We would need to add an "existential Vararg" type for this. That could be a neat feature; Tuple{Exists{T}} is like Tuple{Vararg{T}} except something matches if at least one of the trailing values is of type T instead of all. At first thought, that seems much easier to implement than either a general Not type, or full regular types (i.e. allowing Vararg to occur more than once).

That could be pretty neat indeed.

Not required for this particular case, and perhaps going off topic, but I do wonder if at some point the full generality of something like C++'s enable_if (but hopefully nicer to work with) will be necessary to avoid ambiguities.

IIUC C++'s metaprogramming (enable_if included) is Turing complete so probably not.....

Tuple{Exists{T}} is like Tuple{Vararg{T}} except something matches if at least one of the trailing values is of type T instead of all

This is interesting.
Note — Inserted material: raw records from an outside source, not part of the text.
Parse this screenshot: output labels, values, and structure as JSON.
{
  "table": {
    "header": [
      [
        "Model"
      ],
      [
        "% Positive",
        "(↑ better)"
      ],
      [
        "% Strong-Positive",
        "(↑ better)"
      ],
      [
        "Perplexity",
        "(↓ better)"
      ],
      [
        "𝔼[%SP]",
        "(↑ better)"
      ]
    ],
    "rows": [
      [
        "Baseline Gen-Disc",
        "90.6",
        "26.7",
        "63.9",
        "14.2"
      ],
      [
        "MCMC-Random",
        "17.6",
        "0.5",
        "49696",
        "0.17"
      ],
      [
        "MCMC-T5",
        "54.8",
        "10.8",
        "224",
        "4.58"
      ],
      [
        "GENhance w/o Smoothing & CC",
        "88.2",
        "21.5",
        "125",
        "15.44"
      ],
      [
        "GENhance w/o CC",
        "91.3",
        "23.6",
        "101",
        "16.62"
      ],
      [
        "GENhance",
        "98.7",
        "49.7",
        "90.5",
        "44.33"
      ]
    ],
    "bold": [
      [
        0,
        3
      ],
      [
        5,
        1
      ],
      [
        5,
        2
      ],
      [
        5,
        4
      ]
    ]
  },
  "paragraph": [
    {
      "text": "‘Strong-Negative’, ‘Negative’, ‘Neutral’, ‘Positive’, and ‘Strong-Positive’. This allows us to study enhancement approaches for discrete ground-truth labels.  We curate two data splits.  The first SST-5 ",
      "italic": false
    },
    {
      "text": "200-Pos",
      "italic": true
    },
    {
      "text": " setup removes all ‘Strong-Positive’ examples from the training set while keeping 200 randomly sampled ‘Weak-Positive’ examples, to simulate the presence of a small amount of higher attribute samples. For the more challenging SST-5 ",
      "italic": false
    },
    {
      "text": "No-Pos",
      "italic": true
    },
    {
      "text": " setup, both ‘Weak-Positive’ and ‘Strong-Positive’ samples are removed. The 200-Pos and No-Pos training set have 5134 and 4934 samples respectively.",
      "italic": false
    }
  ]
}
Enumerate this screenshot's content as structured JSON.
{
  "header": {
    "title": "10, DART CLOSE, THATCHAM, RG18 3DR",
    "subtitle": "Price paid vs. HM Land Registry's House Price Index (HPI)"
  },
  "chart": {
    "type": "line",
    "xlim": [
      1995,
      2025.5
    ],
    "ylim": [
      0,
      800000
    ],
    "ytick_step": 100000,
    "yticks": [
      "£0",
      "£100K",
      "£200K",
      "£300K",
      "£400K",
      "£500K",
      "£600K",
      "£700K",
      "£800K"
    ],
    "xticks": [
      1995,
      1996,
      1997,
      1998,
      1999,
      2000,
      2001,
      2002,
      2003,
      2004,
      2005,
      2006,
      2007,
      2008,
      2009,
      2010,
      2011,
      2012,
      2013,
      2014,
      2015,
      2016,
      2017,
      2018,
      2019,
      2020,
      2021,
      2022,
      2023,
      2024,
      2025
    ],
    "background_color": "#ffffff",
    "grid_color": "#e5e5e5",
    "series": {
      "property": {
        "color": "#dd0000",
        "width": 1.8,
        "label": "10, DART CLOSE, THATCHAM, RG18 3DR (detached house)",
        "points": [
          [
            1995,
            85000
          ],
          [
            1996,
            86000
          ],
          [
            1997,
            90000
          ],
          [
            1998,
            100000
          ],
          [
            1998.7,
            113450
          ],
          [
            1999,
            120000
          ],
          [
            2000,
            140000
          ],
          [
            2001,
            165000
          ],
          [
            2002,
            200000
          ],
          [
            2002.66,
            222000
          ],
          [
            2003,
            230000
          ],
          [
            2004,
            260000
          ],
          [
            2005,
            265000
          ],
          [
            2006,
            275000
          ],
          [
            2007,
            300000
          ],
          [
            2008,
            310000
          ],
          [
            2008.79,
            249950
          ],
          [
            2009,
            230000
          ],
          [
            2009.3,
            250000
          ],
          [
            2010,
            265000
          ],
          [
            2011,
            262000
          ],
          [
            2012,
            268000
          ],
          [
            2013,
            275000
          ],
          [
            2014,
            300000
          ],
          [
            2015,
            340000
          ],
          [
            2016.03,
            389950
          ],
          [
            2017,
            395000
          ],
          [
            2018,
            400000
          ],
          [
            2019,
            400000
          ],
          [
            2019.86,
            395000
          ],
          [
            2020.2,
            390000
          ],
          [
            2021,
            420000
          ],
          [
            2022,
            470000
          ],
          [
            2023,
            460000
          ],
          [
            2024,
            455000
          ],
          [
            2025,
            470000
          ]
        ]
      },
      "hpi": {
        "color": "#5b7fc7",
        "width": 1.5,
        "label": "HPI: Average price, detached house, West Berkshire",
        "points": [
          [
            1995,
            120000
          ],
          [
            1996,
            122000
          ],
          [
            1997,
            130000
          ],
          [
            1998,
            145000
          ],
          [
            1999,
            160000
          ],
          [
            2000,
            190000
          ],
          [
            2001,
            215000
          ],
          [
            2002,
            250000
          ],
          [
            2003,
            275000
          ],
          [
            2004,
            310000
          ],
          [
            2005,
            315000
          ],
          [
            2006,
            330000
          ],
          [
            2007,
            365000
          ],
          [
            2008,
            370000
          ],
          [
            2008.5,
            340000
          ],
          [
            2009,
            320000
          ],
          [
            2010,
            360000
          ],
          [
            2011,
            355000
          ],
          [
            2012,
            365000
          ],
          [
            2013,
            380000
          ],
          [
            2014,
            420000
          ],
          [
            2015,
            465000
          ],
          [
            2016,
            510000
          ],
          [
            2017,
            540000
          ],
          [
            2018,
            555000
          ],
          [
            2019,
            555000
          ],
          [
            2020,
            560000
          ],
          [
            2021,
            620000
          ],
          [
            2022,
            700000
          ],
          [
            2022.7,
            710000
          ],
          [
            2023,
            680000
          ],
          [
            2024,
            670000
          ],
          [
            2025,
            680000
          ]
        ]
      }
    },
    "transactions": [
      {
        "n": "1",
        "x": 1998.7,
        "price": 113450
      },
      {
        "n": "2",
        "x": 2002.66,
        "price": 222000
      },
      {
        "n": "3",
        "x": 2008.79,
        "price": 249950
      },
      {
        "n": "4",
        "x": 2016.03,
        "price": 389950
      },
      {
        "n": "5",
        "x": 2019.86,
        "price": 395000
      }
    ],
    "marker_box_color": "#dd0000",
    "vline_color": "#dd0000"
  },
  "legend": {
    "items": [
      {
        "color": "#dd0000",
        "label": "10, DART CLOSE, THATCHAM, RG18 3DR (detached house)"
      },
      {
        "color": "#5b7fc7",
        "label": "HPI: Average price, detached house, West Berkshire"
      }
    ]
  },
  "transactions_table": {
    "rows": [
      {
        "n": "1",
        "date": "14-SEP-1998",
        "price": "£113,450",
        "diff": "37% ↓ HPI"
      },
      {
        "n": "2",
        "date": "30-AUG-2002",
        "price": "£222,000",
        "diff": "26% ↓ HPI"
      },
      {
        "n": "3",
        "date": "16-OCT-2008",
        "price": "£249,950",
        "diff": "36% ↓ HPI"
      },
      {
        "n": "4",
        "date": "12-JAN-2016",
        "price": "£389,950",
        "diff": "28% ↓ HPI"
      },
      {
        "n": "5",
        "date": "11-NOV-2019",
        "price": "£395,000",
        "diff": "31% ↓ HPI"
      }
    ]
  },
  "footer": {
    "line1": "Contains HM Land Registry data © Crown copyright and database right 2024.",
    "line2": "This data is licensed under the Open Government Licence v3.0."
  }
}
In 0.6 we used the "feature" which was removed here to support dispatching to the StaticArrays implementation of map (as pointed out by @tkoolen) for expressions like

map(+, [1,2,3], SVector(1,2,3), [1,3,4], [1,2,3], [1,2,3])

I'm not sure whether this was actually a good idea, but it seemed to work! If there's no other way to do this now in 0.7, we'll have to fall back to writing out several of the possible combinations for low numbers of arguments, and falling back to generic map for larger numbers of arguments. Obviously if we start writing out the options the number of combinations quickly explodes. Particularly dealing with the resulting ambiguities forced me to write out all the permutation of Static and non-Static arrays which was untenable above perhaps three arguments.

Though I guess another option for the particular case of map might be to redesign Base to give a bit more control over the output container of map, in a similar way to the Broadcast.containertype() machinery which was quite easy to extend for StaticArrays.

https://github.com/JuliaLang/julia/pull/23939 has presented me with another case where I would kind of need something like Tuple{Exists{T}} to (re-)implement broadcast! for a custom type (see 0.6 code). Is adding such a feature on the horizon?